Groaning Cake Recipe
The tradition of the groaning cake, or kimbly, at (or following) a birth is an ancient one. Wives’ tales say that the scent of a groaning cake being baked in the birth house helps to ease the mother’s pain. Some say if a mother breaks the eggs while she’s aching, her labour won’t last as long. Others say that if a family wants prosperity and fertility, the father must pass pieces of the cake to friends and family the first time the mother and baby are “churched” (or the first time they go to a public gathering) after a birth. Many cultures share similar traditions – a special dish, bread, or dish or drink, spiced with cinnamon, allspice and/or ginger. At one time there was even a “groaning ale” to go with it!
– From The Birth House, Ami McKay
I made this recipe for my dear friend after she gave birth since I read this book about a month before she was due! A very good read and I highly recommend it : )
2 ½ cups of flour (Half whole wheat, half white)
2 tsp baking powder
1 tsp baking soda
2 tsp cinnamon
½ tsp cloves
1 ½ cups apple, peeled and grated
½ cup vegetable oil
½ cup orange juice
¼ cup brown sugar
1 1/3 cup of sugar
1 tsp vanilla
- Preheat oven to 250F
- Line the bottoms of two loaf tins with parchment.
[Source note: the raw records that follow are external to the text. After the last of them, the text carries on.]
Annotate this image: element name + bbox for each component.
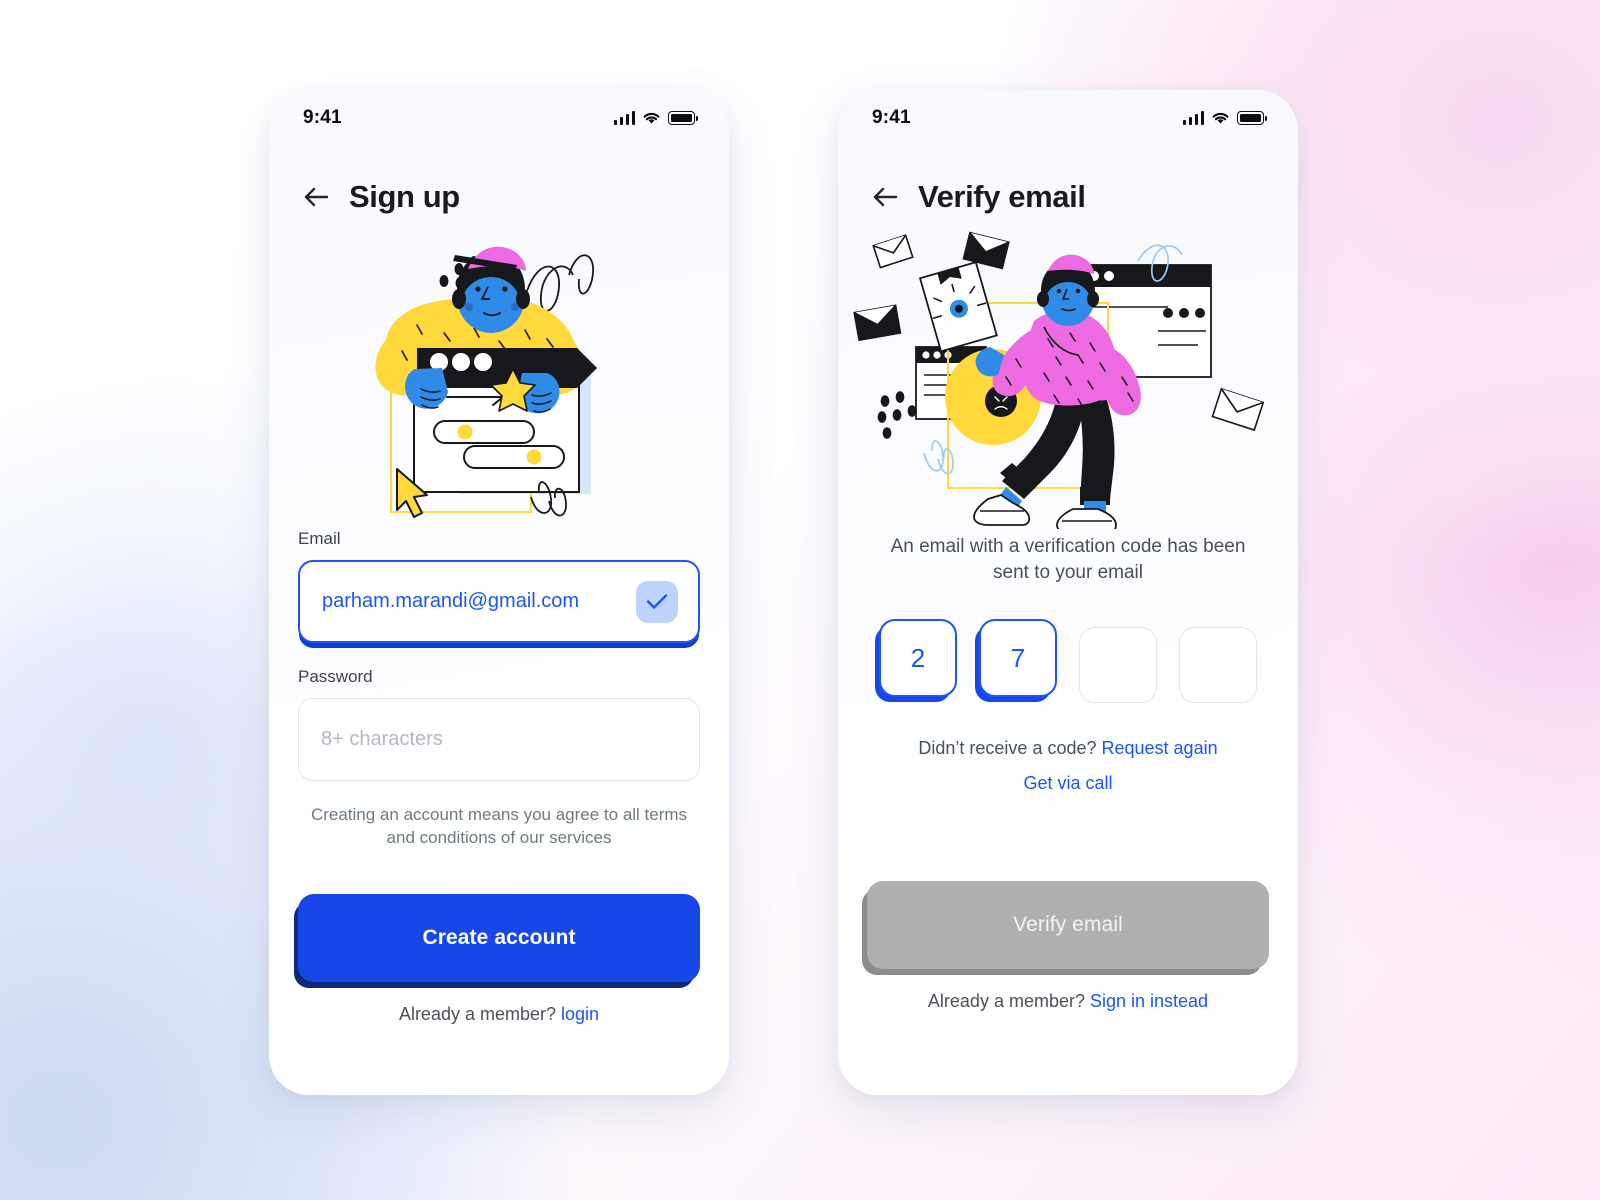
password-field[interactable]: 8+ characters xyxy=(298,698,700,781)
wifi-icon xyxy=(643,112,660,124)
get-via-call-link[interactable]: Get via call xyxy=(1023,773,1112,793)
status-clock: 9:41 xyxy=(303,107,342,128)
verify-footer: Already a member? Sign in instead xyxy=(867,991,1269,1012)
login-link[interactable]: login xyxy=(561,1004,599,1024)
arrow-left-icon[interactable] xyxy=(870,182,900,212)
footer-text: Already a member? xyxy=(927,991,1090,1012)
otp-digit-2[interactable]: 7 xyxy=(979,619,1057,698)
page-title: Verify email xyxy=(918,179,1086,214)
otp-input-group: 2 7 xyxy=(838,619,1298,704)
battery-icon xyxy=(668,111,698,125)
status-icons xyxy=(1182,111,1267,125)
page-title: Sign up xyxy=(349,179,460,214)
email-value: parham.marandi@gmail.com xyxy=(322,590,580,612)
signup-footer: Already a member? login xyxy=(298,1004,700,1025)
status-icons xyxy=(613,111,698,125)
status-bar: 9:41 xyxy=(838,90,1298,146)
verify-illustration xyxy=(838,229,1298,529)
battery-icon xyxy=(1237,111,1267,125)
password-placeholder: 8+ characters xyxy=(321,728,443,750)
terms-text: Creating an account means you agree to a… xyxy=(310,805,688,847)
request-again-link[interactable]: Request again xyxy=(1102,738,1218,758)
phone-signup: 9:41 Sign up Email parham.marandi@gmail.… xyxy=(269,90,729,1095)
check-icon[interactable] xyxy=(636,580,678,623)
resend-row: Didn’t receive a code? Request again xyxy=(838,738,1298,759)
otp-digit-4[interactable] xyxy=(1179,627,1257,704)
page-header: Verify email xyxy=(838,146,1298,215)
footer-text: Already a member? xyxy=(398,1004,562,1025)
email-label: Email xyxy=(298,529,341,548)
otp-digit-3[interactable] xyxy=(1079,627,1157,704)
arrow-left-icon[interactable] xyxy=(301,182,331,212)
phone-verify: 9:41 Verify email An email with a verifi… xyxy=(838,90,1298,1095)
cellular-signal-icon xyxy=(613,111,635,125)
create-account-button[interactable]: Create account xyxy=(298,894,700,983)
password-label: Password xyxy=(298,667,373,686)
call-row: Get via call xyxy=(838,773,1298,794)
resend-text: Didn’t receive a code? xyxy=(918,738,1102,759)
cellular-signal-icon xyxy=(1182,111,1204,125)
otp-digit-1[interactable]: 2 xyxy=(879,619,957,698)
page-header: Sign up xyxy=(269,146,729,215)
status-clock: 9:41 xyxy=(872,107,911,128)
status-bar: 9:41 xyxy=(269,90,729,146)
verification-message: An email with a verification code has be… xyxy=(890,536,1246,584)
wifi-icon xyxy=(1212,112,1229,124)
verify-email-button[interactable]: Verify email xyxy=(867,881,1269,970)
email-field[interactable]: parham.marandi@gmail.com xyxy=(298,560,700,643)
sign-in-instead-link[interactable]: Sign in instead xyxy=(1090,991,1208,1011)
signup-form: Email parham.marandi@gmail.com Password … xyxy=(269,529,729,1025)
signup-illustration xyxy=(269,229,729,529)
Oil the sides with vegetable oil.
- In a large bowl, whisk together flour, baking powder, baking soda, cinnamon and cloves.
- In a separate bowl, beat eggs. Add apple, oil, orange juice, molasses, sugar and almond extract. Blend well.
- Add wet ingredients to dry ingredients to dry ingredients. Mix well.
- Divide batter between two prepared load tins.
- Bake 35 to 40 minutes, or until a toothpick tester comes out clean.
Modify to make it your own by using about a cup of raisins, dates, dried fruits or nuts.